3

Yesterday I setup some software which tracks all http requests across our network of websites. After analyzing the first day of traffic we found nearly a dozen IP's that were flat out harvesting our data. It's pretty obvious when one ip browses 300 pages in a matter of 1 hour lol. I did do a reverse lookup on these and the majority were from Singapore, China, etc so they weren't search engine bots.

Does anyone know a service or website that maintains a list of bad IP's that should be blocked?

Joe
  • 3,043
  • 9
  • 43
  • 56
  • 3
    You should consider limiting the number of requests for a certain amount of time instead. That way you don't run the possibility of penalizing people who are unlucky enough to be on a blacklist for whatever reason. – Radu Nov 04 '10 at 21:52
  • @Radu: What do you mean by limiting the number of requests for a certain amount of time? – Lorenzo Nov 04 '10 at 22:04
  • @Lorenzo It would depend on the platform but here's a nice question and answer for asp.net mvc: http://stackoverflow.com/questions/33969/best-way-to-implement-request-throttling-in-asp-net-mvc – Radu Nov 04 '10 at 22:07
  • he probably means if user browses say 100 pages in an hour then block them. While that works there is too big of a chance to block a legit search engine. – Joe Nov 04 '10 at 22:09
  • Yeah, that's exactly what I mean but the key is to choose a reasonable value which is obviously not that easy. If you want to avoid blacklisting an over-enthusiastic search engine then you'll need a method to verify if a user is a real searchengine.
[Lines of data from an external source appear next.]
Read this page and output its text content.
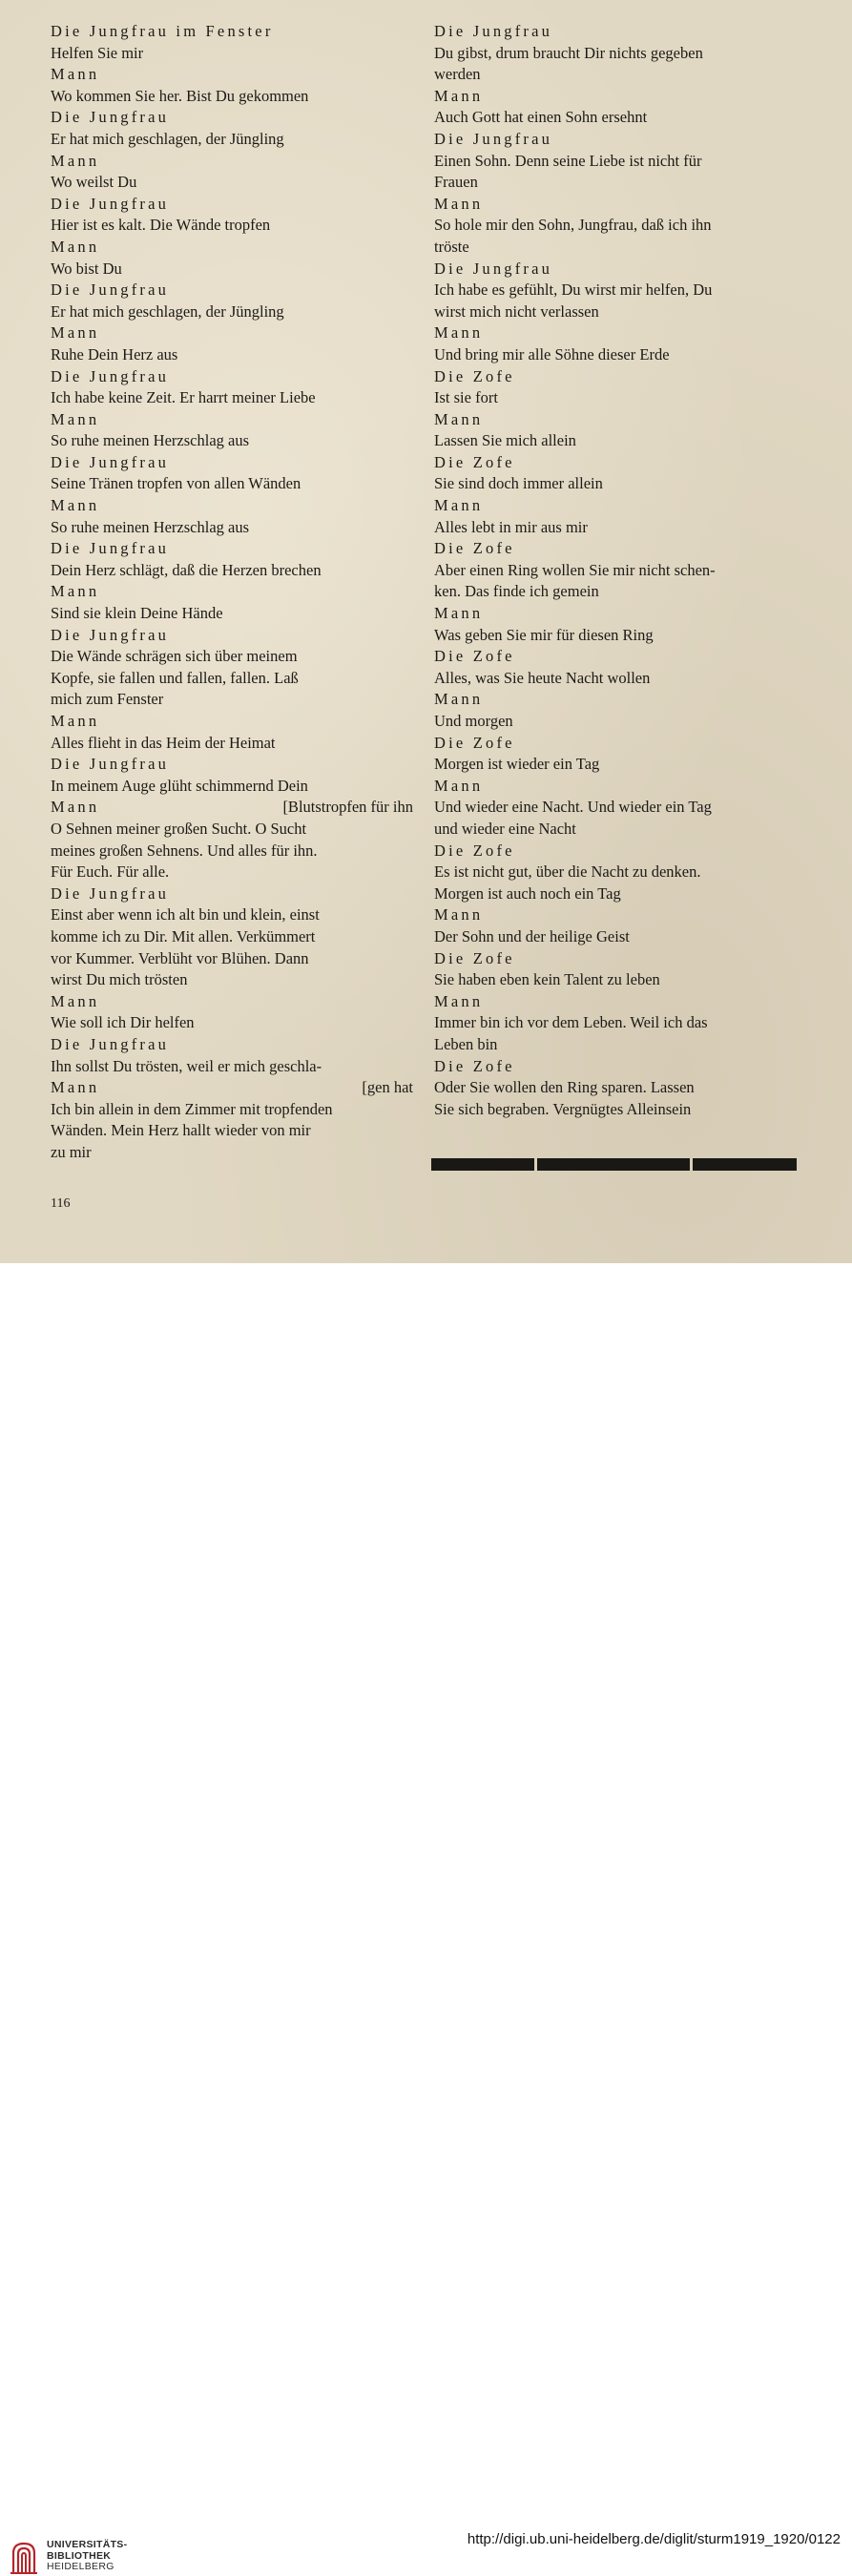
Die Jungfrau im Fenster
Helfen Sie mir
Mann
Wo kommen Sie her. Bist Du gekommen
Die Jungfrau
Er hat mich geschlagen, der Jüngling
Mann
Wo weilst Du
Die Jungfrau
Hier ist es kalt. Die Wände tropfen
Mann
Wo bist Du
Die Jungfrau
Er hat mich geschlagen, der Jüngling
Mann
Ruhe Dein Herz aus
Die Jungfrau
Ich habe keine Zeit. Er harrt meiner Liebe
Mann
So ruhe meinen Herzschlag aus
Die Jungfrau
Seine Tränen tropfen von allen Wänden
Mann
So ruhe meinen Herzschlag aus
Die Jungfrau
Dein Herz schlägt, daß die Herzen brechen
Mann
Sind sie klein Deine Hände
Die Jungfrau
Die Wände schrägen sich über meinem
Kopfe, sie fallen und fallen, fallen. Laß
mich zum Fenster
Mann
Alles flieht in das Heim der Heimat
Die Jungfrau
In meinem Auge glüht schimmernd Dein
Mann	[Blutstropfen für ihn
O Sehnen meiner großen Sucht. O Sucht
meines großen Sehnens. Und alles für ihn.
Für Euch. Für alle.
Die Jungfrau
Einst aber wenn ich alt bin und klein, einst
komme ich zu Dir. Mit allen. Verkümmert
vor Kummer. Verblüht vor Blühen. Dann
wirst Du mich trösten
Mann
Wie soll ich Dir helfen
Die Jungfrau
Ihn sollst Du trösten, weil er mich geschla-
Mann	[gen hat
Ich bin allein in dem Zimmer mit tropfenden
Wänden. Mein Herz hallt wieder von mir
zu mir
Die Jungfrau
Du gibst, drum braucht Dir nichts gegeben
werden
Mann
Auch Gott hat einen Sohn ersehnt
Die Jungfrau
Einen Sohn. Denn seine Liebe ist nicht für
Frauen
Mann
So hole mir den Sohn, Jungfrau, daß ich ihn
tröste
Die Jungfrau
Ich habe es gefühlt, Du wirst mir helfen, Du
wirst mich nicht verlassen
Mann
Und bring mir alle Söhne dieser Erde
Die Zofe
Ist sie fort
Mann
Lassen Sie mich allein
Die Zofe
Sie sind doch immer allein
Mann
Alles lebt in mir aus mir
Die Zofe
Aber einen Ring wollen Sie mir nicht schen-
ken. Das finde ich gemein
Mann
Was geben Sie mir für diesen Ring
Die Zofe
Alles, was Sie heute Nacht wollen
Mann
Und morgen
Die Zofe
Morgen ist wieder ein Tag
Mann
Und wieder eine Nacht. Und wieder ein Tag
und wieder eine Nacht
Die Zofe
Es ist nicht gut, über die Nacht zu denken.
Morgen ist auch noch ein Tag
Mann
Der Sohn und der heilige Geist
Die Zofe
Sie haben eben kein Talent zu leben
Mann
Immer bin ich vor dem Leben. Weil ich das
Leben bin
Die Zofe
Oder Sie wollen den Ring sparen. Lassen
Sie sich begraben. Vergnügtes Alleinsein
116
UNIVERSITÄTS-
BIBLIOTHEK
HEIDELBERG
http://digi.ub.uni-heidelberg.de/diglit/sturm1919_1920/0122
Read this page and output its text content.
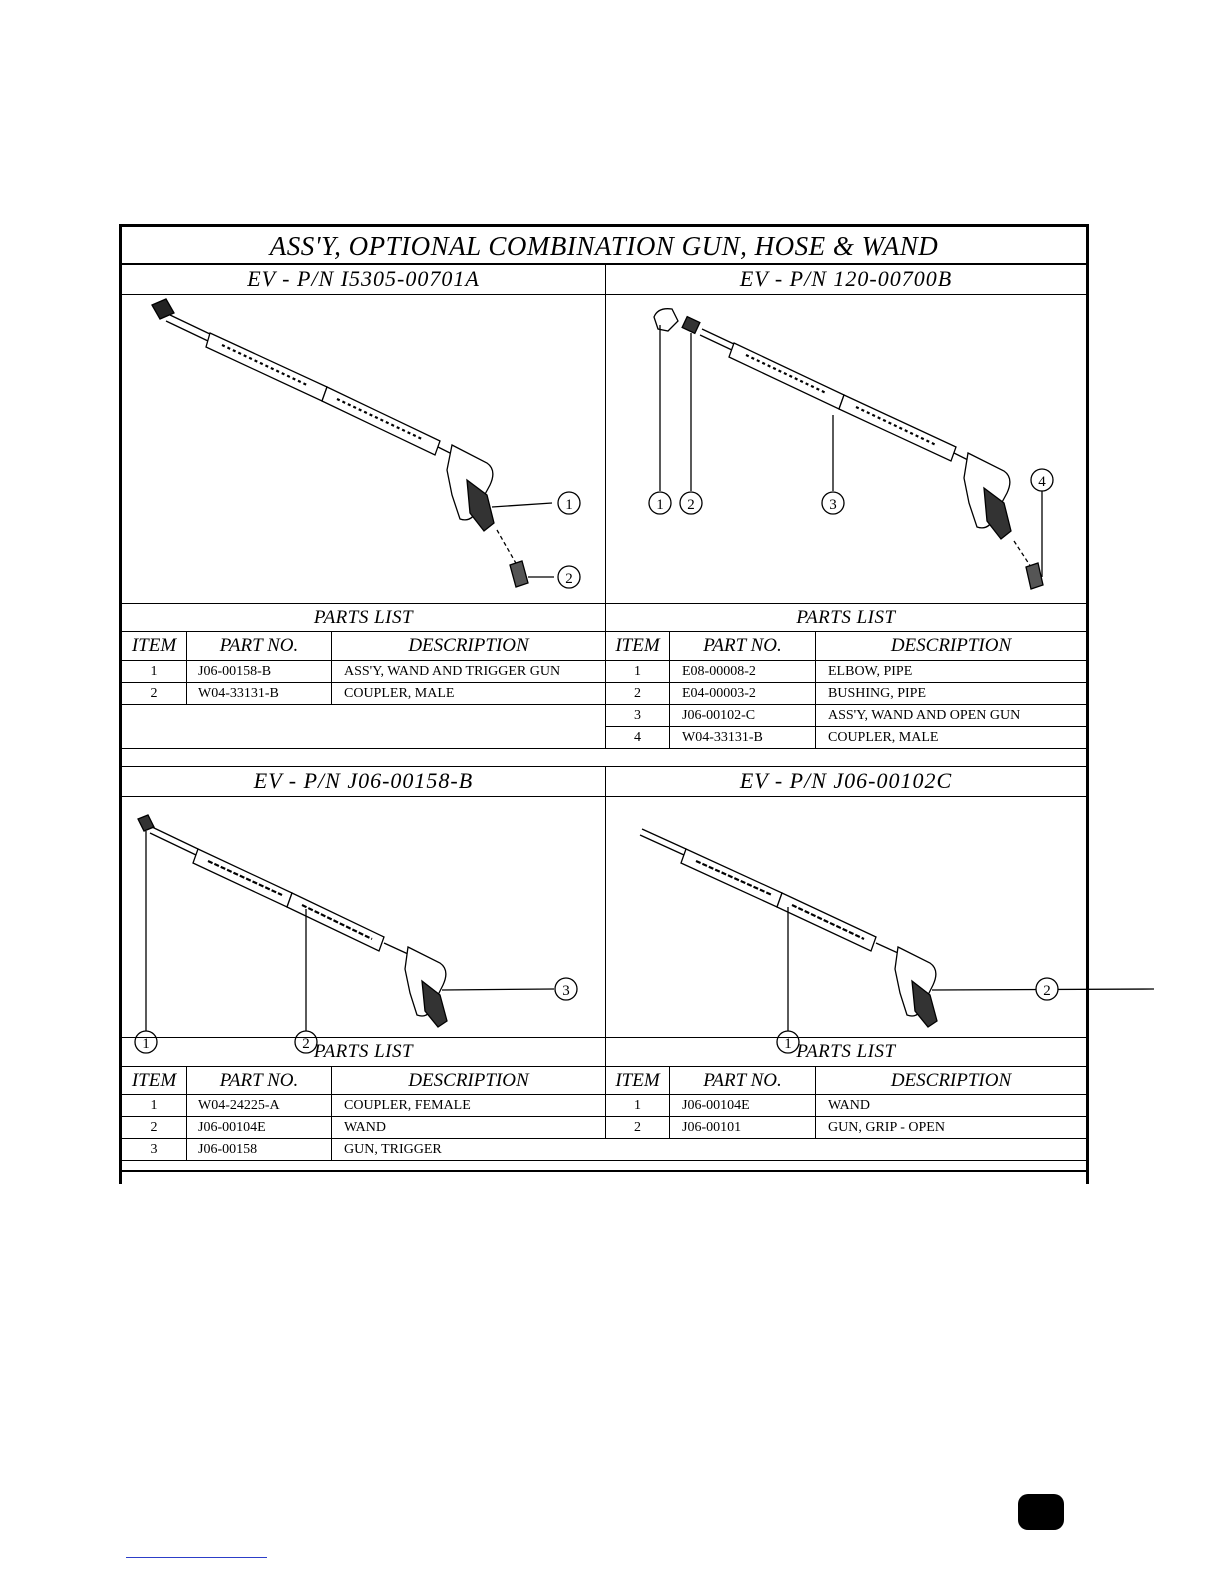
ASS'Y, OPTIONAL COMBINATION GUN, HOSE & WAND
EV - P/N I5305-00701A	EV - P/N 120-00700B
1
2
1 2	3
4
PARTS LIST	PARTS LIST
ITEM	PART NO.	DESCRIPTION	ITEM	PART NO.	DESCRIPTION
1	J06-00158-B	ASS'Y, WAND AND TRIGGER GUN
2	W04-33131-B	COUPLER, MALE
1	E08-00008-2	ELBOW, PIPE
2	E04-00003-2	BUSHING, PIPE
3	J06-00102-C	ASS'Y, WAND AND OPEN GUN
4	W04-33131-B	COUPLER, MALE
EV - P/N J06-00158-B	EV - P/N J06-00102C
1	2
3
1
2
PARTS LIST	PARTS LIST
ITEM	PART NO.	DESCRIPTION	ITEM	PART NO.	DESCRIPTION
1	W04-24225-A	COUPLER, FEMALE
2	J06-00104E	WAND
3	J06-00158	GUN, TRIGGER
1	J06-00104E	WAND
2	J06-00101	GUN, GRIP - OPEN
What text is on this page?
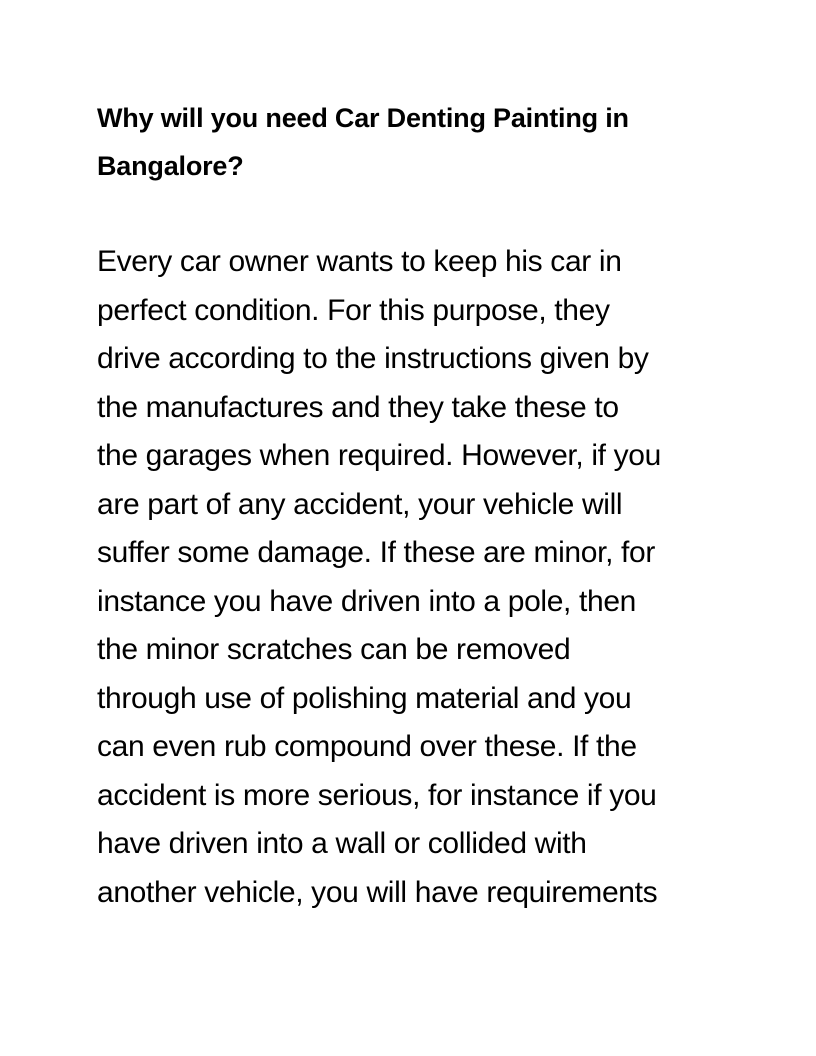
Why will you need Car Denting Painting in
Bangalore?

Every car owner wants to keep his car in
perfect condition. For this purpose, they
drive according to the instructions given by
the manufactures and they take these to
the garages when required. However, if you
are part of any accident, your vehicle will
suffer some damage. If these are minor, for
instance you have driven into a pole, then
the minor scratches can be removed
through use of polishing material and you
can even rub compound over these. If the
accident is more serious, for instance if you
have driven into a wall or collided with
another vehicle, you will have requirements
With googlebot you'll need to do a reverse DNS lookup as described here: http://www.google.com/support/webmasters/bin/answer.py?hl=en&answer=80553 – Radu Nov 04 '10 at 22:21

1 Answers1

3

Yes there is a list of IPs which is dynamic. So there is no download for that list. But you can query it via DNS.

Have a look at the Http:BL of projecthoneypot.org: http://www.projecthoneypot.org/httpbl_api.php

mailq
  • 427
  • 2
  • 10